Para el lector laico, el opúsculo puede ser leído como una cavilación de aliento poético sobre la tensa relación del hombre con aquello que lo rodea. En la contemplación del entorno y en la introspección disciplinada, se hallarían las claves para alcanzar un estado de balance y paz, incluso ante las situaciones adversas: “Al despertar durante las noches de invierno, atizo los rescoldos entre las cenizas y los convierto en mis amigos”. Hay un puente con lo que muchos siglos después sería el trascendentalismo de Emerson y Thoreau.
Pero estos Pensamientos… son también un documento sobre la resistencia espiritual desde el budismo ante la crudeza de lo terrenal. En sus páginas, se sostiene que la renuncia al mundo exterior es un paso previo a la iluminación (Chōmei se reconoce dentro de la doctrina mahayana) y se invoca al desapego como único camino: “Conociéndome y conociendo el carácter transitorio del mundo, no deseo nada que esté fuera de mi alcance y tampoco me inquieto por lo que no tengo. Solo busco la tranquilidad y el placer que me ofrece la ausencia de toda angustia”.
Desde una mirada occidental y católica, se extraña la reivindicación de la empatía y la compasión por el prójimo ante el desastre. ¿No hay paz, también, en servir al otro?

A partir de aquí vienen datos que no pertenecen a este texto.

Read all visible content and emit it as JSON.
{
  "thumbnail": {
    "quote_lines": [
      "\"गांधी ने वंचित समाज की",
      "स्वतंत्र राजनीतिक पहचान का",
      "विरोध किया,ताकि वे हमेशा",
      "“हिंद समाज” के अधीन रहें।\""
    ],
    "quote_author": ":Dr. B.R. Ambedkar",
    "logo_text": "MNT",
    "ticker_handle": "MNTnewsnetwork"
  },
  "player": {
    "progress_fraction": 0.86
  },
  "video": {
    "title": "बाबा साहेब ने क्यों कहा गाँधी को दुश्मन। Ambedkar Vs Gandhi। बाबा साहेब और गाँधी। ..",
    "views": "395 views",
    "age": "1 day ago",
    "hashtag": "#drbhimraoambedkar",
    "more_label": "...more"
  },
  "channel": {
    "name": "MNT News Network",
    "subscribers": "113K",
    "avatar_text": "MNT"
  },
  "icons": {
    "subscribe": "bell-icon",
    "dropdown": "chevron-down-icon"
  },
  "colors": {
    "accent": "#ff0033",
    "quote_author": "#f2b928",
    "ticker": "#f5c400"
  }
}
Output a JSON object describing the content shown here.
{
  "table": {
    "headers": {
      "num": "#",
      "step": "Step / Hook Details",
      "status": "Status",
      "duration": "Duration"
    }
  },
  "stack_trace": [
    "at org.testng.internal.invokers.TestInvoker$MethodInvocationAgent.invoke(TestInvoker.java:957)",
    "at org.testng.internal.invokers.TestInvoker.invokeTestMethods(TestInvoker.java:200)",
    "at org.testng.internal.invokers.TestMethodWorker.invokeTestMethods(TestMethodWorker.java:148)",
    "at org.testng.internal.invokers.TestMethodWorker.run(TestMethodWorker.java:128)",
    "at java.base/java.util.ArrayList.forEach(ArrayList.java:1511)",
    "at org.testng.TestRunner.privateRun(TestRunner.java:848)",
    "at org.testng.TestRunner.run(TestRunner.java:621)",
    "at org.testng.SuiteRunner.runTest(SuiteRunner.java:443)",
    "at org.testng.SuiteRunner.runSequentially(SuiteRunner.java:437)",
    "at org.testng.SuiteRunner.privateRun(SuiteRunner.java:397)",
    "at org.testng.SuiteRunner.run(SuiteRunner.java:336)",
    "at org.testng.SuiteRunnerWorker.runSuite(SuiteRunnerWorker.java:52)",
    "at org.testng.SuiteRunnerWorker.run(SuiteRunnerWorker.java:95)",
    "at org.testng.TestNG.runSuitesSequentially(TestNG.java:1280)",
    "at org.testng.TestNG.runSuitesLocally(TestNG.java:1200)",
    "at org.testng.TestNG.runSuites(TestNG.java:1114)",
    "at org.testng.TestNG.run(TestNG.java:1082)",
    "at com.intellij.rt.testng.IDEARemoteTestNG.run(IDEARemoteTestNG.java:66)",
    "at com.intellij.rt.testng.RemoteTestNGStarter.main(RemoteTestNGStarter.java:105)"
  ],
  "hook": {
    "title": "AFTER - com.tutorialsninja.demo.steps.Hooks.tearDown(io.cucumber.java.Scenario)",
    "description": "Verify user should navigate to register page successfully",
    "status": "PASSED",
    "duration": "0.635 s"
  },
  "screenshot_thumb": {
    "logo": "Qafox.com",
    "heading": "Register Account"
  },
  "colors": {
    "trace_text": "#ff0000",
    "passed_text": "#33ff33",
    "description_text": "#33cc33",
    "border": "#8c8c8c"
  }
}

No se encontrarán aquí respuestas sobre cómo encarar el dolor o el dolor de los demás, pero sí preguntas bellamente formuladas. Como bien sostiene Jacqueline Pigeot en el posfacio, el libro está iluminado por metáforas, de las cuales la figura de la casa es la más importante. Su aparente solidez y su probable ruina, la esforzada construcción y el inevitable abandono son algunas de las polaridades que sirven para que Chōmei indague en aquello que es permanente y en lo que es efímero. La dicotomía no queda abierta: el poeta encuentra superioridad moral en el retiro y en la precariedad.
Nueve siglos después, es difícil resistirse a estos hallazgos.